Вечером, когда матушка пришла пожелать мне доброй ночи, я отвернулся к стенке и, решив обидеться, притворился спящим — у детей, как и у взрослых, бывают свои капризы; но когда матушка нагнулась, чтобы поцеловать меня, и я ощутил на щеке ласковое прикосновение ее волос, моя обида куда-то улетучилась, и, обвив ручонками ее шею, я крепко прижался к ней и задал вопрос, который весь вечер не давал мне покоя:
— Ты ведь не отдашь меня обратно? Ведь я у тебя живу уже долго?
— Отдать тебя обратно?
— Да, но ведь я уже большой, и аисту меня не унести.
Матушка опустилась на колени подле моей кроватки; теперь дица наши были рядом, и стоило мне заглянуть в ее глаза, как от страха, неотступно преследовавшего меня, не осталось и следа.
— Глупенький! Ну кто тебе сказал такую глупость? — спросила матушка, гладя мои ручонки; я обнял ее еще крепче.
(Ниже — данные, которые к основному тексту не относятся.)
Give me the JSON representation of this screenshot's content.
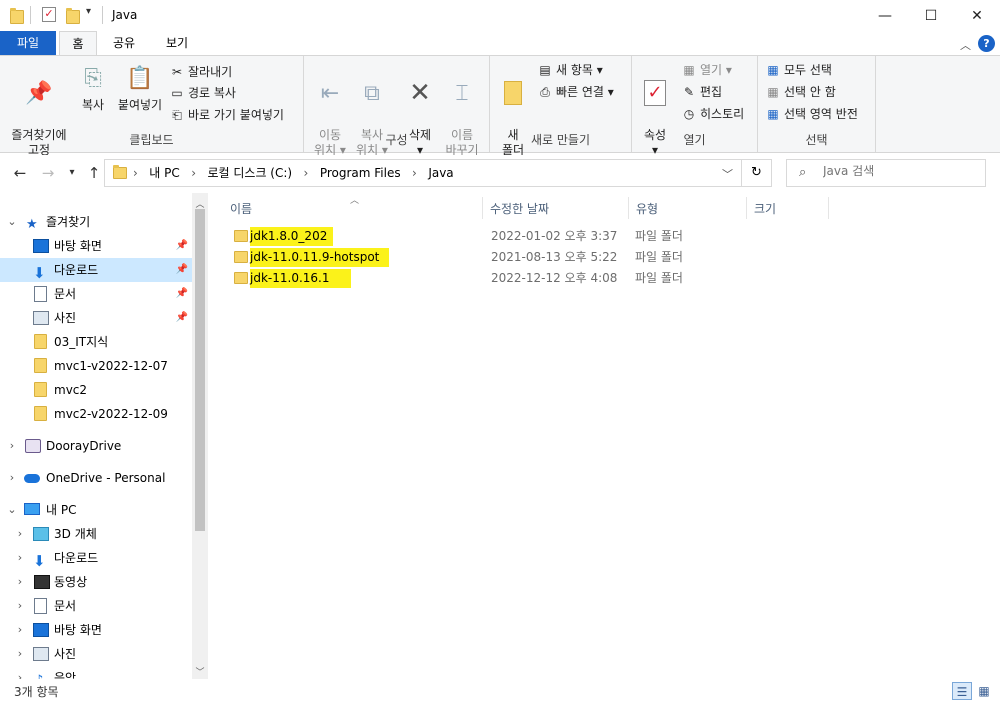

— Мы с няней говорили об очень серьезных вещах, — ответил я, — и она сказала, что ты могла бы без меня обойтись. — Теперь мне почему-то не хотелось передавать ей весь наш разговор; теперь мне было ясно, что миссис Ферси просто пошутила.
Матушка обняла меня еще крепче.
— И ты ей поверил?
— Понимаешь, я появился на свет в самый неподходящий момент; у тебя тогда и своих забот хватало.
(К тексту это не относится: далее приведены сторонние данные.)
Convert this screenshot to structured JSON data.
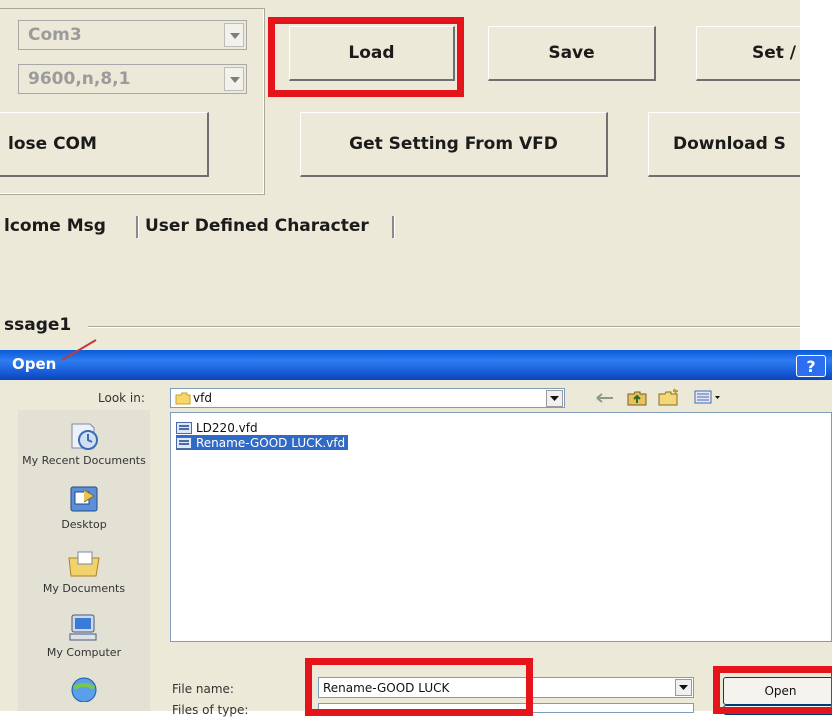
{
  "app": {
    "port_select": {
      "value": "Com3"
    },
    "baud_select": {
      "value": "9600,n,8,1"
    },
    "buttons": {
      "load": "Load",
      "save": "Save",
      "set": "Set /",
      "close_com": "lose COM",
      "get_setting": "Get Setting From VFD",
      "download": "Download S"
    },
    "tabs": [
      {
        "label": "lcome Msg"
      },
      {
        "label": "User Defined Character"
      }
    ],
    "section_label": "ssage1"
  },
  "dialog": {
    "title": "Open",
    "help_label": "?",
    "look_in": {
      "label": "Look in:",
      "value": "vfd"
    },
    "places": [
      {
        "label": "My Recent Documents"
      },
      {
        "label": "Desktop"
      },
      {
        "label": "My Documents"
      },
      {
        "label": "My Computer"
      }
    ],
    "files": [
      {
        "name": "LD220.vfd",
        "selected": false
      },
      {
        "name": "Rename-GOOD LUCK.vfd",
        "selected": true
      }
    ],
    "file_name": {
      "label": "File name:",
      "value": "Rename-GOOD LUCK"
    },
    "file_type": {
      "label": "Files of type:"
    },
    "open_button": "Open"
  },
  "colors": {
    "highlight": "#e5141b",
    "selection": "#316ac5",
    "titlebar": "#0a5ad8",
    "window_bg": "#ece9d8"
  }
}
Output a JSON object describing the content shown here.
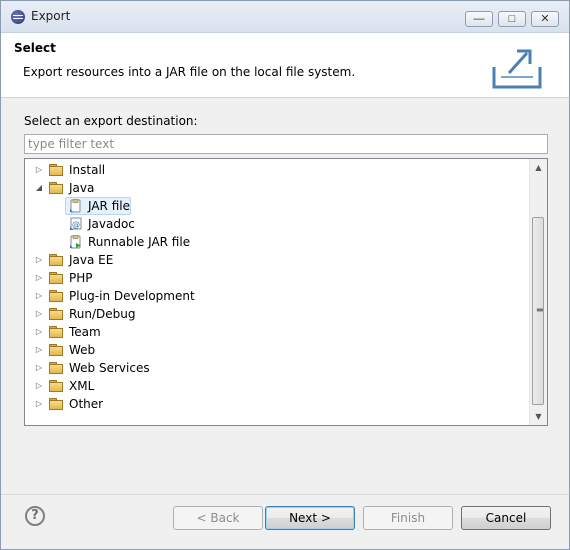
{
  "window": {
    "title": "Export",
    "controls": [
      "minimize",
      "restore",
      "close"
    ]
  },
  "banner": {
    "title": "Select",
    "description": "Export resources into a JAR file on the local file system.",
    "icon": "export-wizard-icon"
  },
  "filter": {
    "label": "Select an export destination:",
    "placeholder": "type filter text",
    "value": ""
  },
  "tree": {
    "items": [
      {
        "label": "Install",
        "expanded": false
      },
      {
        "label": "Java",
        "expanded": true,
        "children": [
          {
            "label": "JAR file",
            "icon": "jar-file-icon",
            "selected": true
          },
          {
            "label": "Javadoc",
            "icon": "javadoc-icon"
          },
          {
            "label": "Runnable JAR file",
            "icon": "runnable-jar-icon"
          }
        ]
      },
      {
        "label": "Java EE",
        "expanded": false
      },
      {
        "label": "PHP",
        "expanded": false
      },
      {
        "label": "Plug-in Development",
        "expanded": false
      },
      {
        "label": "Run/Debug",
        "expanded": false
      },
      {
        "label": "Team",
        "expanded": false
      },
      {
        "label": "Web",
        "expanded": false
      },
      {
        "label": "Web Services",
        "expanded": false
      },
      {
        "label": "XML",
        "expanded": false
      },
      {
        "label": "Other",
        "expanded": false
      }
    ]
  },
  "buttons": {
    "back": "< Back",
    "next": "Next >",
    "finish": "Finish",
    "cancel": "Cancel"
  },
  "colors": {
    "selection": "#e5f1fb",
    "folder": "#e3b84d"
  }
}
Матушка улыбнулась, но тут же нахмурилась.
— А я и не знала, что ты задумываешься о таких вещах, — сказала она. — Надо бы нам, Пол, почаще бывать вместе. Сядем рядком, и ты расскажешь все, что у тебя на душе; няне-то, боюсь, тебя не понять. Да, верно, забот у нас тогда хватало, в дом постучалась беда.
Но что бы я делала без тебя — не знаю. Мне было очень плохо, и, чтобы меня утешить, Господь послал тебя. Если бы не ты, того горя я не пережила бы. Такое объяснение меня вполне устраивало.
— Так, значит, тебе повезло, что меня принесли? — спросил я. И опять матушка засмеялась, и опять тут же посуровело ее детское личико.
— Постарайся запомнить все, что я тебе сейчас скажу, и она стала такой серьезной, что я тотчас проникся торжественностью момента и принял сидячее положение.
— Обязательно запомню, — ответил я. — Хотя память у меня никудышная.
— Ну, это тебе наврали, — улыбнулась матушка. — Нужно лишь понять, что тебе хотят сказать, тогда уж ни за что не забудешь. Самое главное, чтобы у тебя все получалось, — и сейчас, и когда вырастешь. Тогда я буду самой счастливой матерью на свете. Если же ты ничего в жизни не добьешься, то мне будет больно. Ты станешь взрослым, я умру, но и тогда не забывай мои слова. Хорошо, Пол?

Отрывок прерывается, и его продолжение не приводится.